Che cos'è un modello a più fattori?
Un modello a più fattori è un modello finanziario che impiega molteplici fattori nei suoi calcoli per spiegare i fenomeni di mercato e / o l'equilibrio dei prezzi delle attività. Il modello a più fattori può essere utilizzato per spiegare un singolo titolo o un portafoglio di titoli. Lo fa confrontando due o più fattori per analizzare le relazioni tra le variabili e le prestazioni risultanti.
Comprensione del modello a più fattori
I modelli a più fattori vengono utilizzati per costruire portafogli con determinate caratteristiche, come il rischio, o per tenere traccia degli indici. Quando si costruisce un modello a più fattori, è difficile decidere quanti e quali fattori includere. Inoltre, i modelli sono giudicati in base a numeri storici, che potrebbero non prevedere con precisione valori futuri.
Key Takeaways
- I portafogli a più fattori sono una strategia di modellizzazione finanziaria in cui molteplici fattori, macroeconomici, fondamentali e statistici, vengono utilizzati per analizzare e spiegare i prezzi delle attività e possono essere costruiti utilizzando vari metodi: modellistica intersezionale, combinatoria e sequenziale.

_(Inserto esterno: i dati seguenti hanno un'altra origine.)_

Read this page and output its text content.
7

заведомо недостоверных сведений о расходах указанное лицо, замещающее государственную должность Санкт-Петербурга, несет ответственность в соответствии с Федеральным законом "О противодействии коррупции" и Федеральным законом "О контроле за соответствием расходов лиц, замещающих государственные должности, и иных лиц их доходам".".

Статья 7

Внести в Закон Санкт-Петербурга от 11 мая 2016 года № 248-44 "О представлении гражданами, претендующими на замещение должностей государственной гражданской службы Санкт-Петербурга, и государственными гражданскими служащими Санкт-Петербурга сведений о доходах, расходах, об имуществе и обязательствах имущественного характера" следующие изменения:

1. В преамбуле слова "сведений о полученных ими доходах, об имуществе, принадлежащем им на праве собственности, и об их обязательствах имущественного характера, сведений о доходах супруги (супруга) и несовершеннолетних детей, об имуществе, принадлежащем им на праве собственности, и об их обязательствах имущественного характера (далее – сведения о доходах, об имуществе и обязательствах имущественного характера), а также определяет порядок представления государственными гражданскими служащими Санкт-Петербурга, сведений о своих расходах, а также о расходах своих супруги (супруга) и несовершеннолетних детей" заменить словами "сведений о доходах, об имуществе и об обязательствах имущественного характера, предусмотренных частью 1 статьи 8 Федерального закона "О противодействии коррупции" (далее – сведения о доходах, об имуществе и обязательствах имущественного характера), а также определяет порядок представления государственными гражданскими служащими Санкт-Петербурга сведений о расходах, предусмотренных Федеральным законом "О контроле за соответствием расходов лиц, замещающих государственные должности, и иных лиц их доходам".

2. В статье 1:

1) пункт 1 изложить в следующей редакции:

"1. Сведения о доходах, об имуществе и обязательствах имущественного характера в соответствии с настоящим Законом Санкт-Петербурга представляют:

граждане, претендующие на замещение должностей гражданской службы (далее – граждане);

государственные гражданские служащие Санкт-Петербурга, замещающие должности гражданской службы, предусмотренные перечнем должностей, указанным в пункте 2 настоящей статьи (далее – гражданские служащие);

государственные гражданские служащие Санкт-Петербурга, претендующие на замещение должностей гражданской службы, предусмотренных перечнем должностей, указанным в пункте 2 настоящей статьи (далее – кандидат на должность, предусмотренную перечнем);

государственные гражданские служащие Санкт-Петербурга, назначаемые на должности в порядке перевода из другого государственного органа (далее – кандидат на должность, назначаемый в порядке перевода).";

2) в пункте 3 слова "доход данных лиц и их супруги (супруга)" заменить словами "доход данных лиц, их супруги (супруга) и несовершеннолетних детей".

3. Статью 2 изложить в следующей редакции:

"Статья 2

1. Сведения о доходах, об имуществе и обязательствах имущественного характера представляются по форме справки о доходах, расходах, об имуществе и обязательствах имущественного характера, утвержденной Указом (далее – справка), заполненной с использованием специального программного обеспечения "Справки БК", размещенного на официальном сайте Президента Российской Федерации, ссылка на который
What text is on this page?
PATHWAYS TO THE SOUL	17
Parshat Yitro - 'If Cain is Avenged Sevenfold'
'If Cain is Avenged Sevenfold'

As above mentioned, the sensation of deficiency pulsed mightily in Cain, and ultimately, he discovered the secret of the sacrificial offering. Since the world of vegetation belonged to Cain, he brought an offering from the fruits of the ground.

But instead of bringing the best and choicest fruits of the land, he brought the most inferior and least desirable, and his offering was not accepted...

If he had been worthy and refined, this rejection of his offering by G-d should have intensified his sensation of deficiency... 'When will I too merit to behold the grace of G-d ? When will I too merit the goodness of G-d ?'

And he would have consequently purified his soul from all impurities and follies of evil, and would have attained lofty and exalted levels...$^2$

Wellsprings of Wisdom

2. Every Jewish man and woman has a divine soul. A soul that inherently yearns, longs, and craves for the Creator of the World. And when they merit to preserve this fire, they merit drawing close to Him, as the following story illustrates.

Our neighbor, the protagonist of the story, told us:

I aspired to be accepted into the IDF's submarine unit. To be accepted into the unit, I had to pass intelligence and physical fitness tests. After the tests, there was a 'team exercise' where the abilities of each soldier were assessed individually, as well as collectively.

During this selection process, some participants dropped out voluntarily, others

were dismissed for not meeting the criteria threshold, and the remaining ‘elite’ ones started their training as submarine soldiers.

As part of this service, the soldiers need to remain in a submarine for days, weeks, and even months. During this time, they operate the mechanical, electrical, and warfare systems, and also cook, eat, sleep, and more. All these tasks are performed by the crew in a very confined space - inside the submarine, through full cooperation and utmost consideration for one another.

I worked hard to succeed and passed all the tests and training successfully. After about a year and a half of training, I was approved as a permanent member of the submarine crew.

Categorie e costruzione di modelli a più fattori
I modelli a più fattori possono essere suddivisi in tre categorie: modelli macroeconomici, modelli fondamentali e modelli statistici. I modelli macroeconomici confrontano il ritorno di un titolo a fattori quali occupazione, inflazione e interessi. I modelli fondamentali analizzano la relazione tra il rendimento di un titolo e i suoi finanziari sottostanti, come gli utili. I modelli statistici vengono utilizzati per confrontare i rendimenti di diversi titoli in base all'andamento statistico di ciascun titolo in sé e per sé.
I tre approcci più comunemente usati per costruire un modello a più fattori sono il modello combinato, il modello sequenziale e un modello intersezionale. In un modello combinato, più modelli a fattore singolo, che utilizzano un singolo fattore per distinguere le scorte, vengono combinati per creare un modello a più fattori. Ad esempio, le scorte possono essere ordinate in base alla sola quantità di moto nel primo passaggio. I passaggi successivi useranno altri fattori, come la volatilità, per classificarli. Un modello sequenziale ordina le scorte in base a un singolo fattore in modo sequenziale per creare un modello a più fattori.
Ad esempio, le azioni per una specifica capitalizzazione di mercato possono essere analizzate in sequenza per vari fattori, come valore e quantità di moto, ecc., In sequenza. Un altro approccio comunemente usato è il modello intersezionale in cui gli stock sono ordinati in base ai loro incroci per fattori. Ad esempio, le azioni possono essere ordinate e classificate in base alle intersezioni in valore e quantità di moto.
Beta
Il beta di un titolo misura il rischio sistemico del titolo rispetto al mercato globale. Una beta di 1 indica che la sicurezza sperimenta teoricamente lo stesso grado di volatilità del mercato e si muove in parallelo con il mercato. Una beta maggiore di 1 indica che la sicurezza è teoricamente più volatile del mercato. Al contrario, una beta inferiore a 1 indica che la sicurezza è teoricamente meno volatile rispetto al mercato.
Formula del modello a più fattori
I fattori vengono confrontati utilizzando la seguente formula:
Ri = ai + _i (m) * Rm + _i (1) * F1 + _i (2) * F2 +… + _ i (N) * FN + ei
Dove:
Ri è il ritorno della sicurezza i
Rm è il ritorno sul mercato
F (1, 2, 3… N) è ciascuno dei fattori utilizzati
_ è la beta rispetto a ciascun fattore incluso il mercato (m)
e è il termine di errore
a è l'intercetta
Fama e modello francese a tre fattori
Un modello a più fattori ampiamente utilizzato è il modello a tre fattori Fama e francese. Il modello Fama e quello francese hanno tre fattori: dimensione delle imprese, valori da book to market e eccesso di rendimento sul mercato. In altre parole, i tre fattori utilizzati sono SMB (piccolo meno grande), HML (alto meno basso) e il rendimento del portafoglio meno il tasso di rendimento privo di rischio. Le PMI tengono conto di società quotate in borsa con capitalizzazioni di mercato ridotte che generano rendimenti più elevati, mentre HML contabilizza titoli di valore con rapporti book-to-market elevati che generano rendimenti più elevati rispetto al mercato.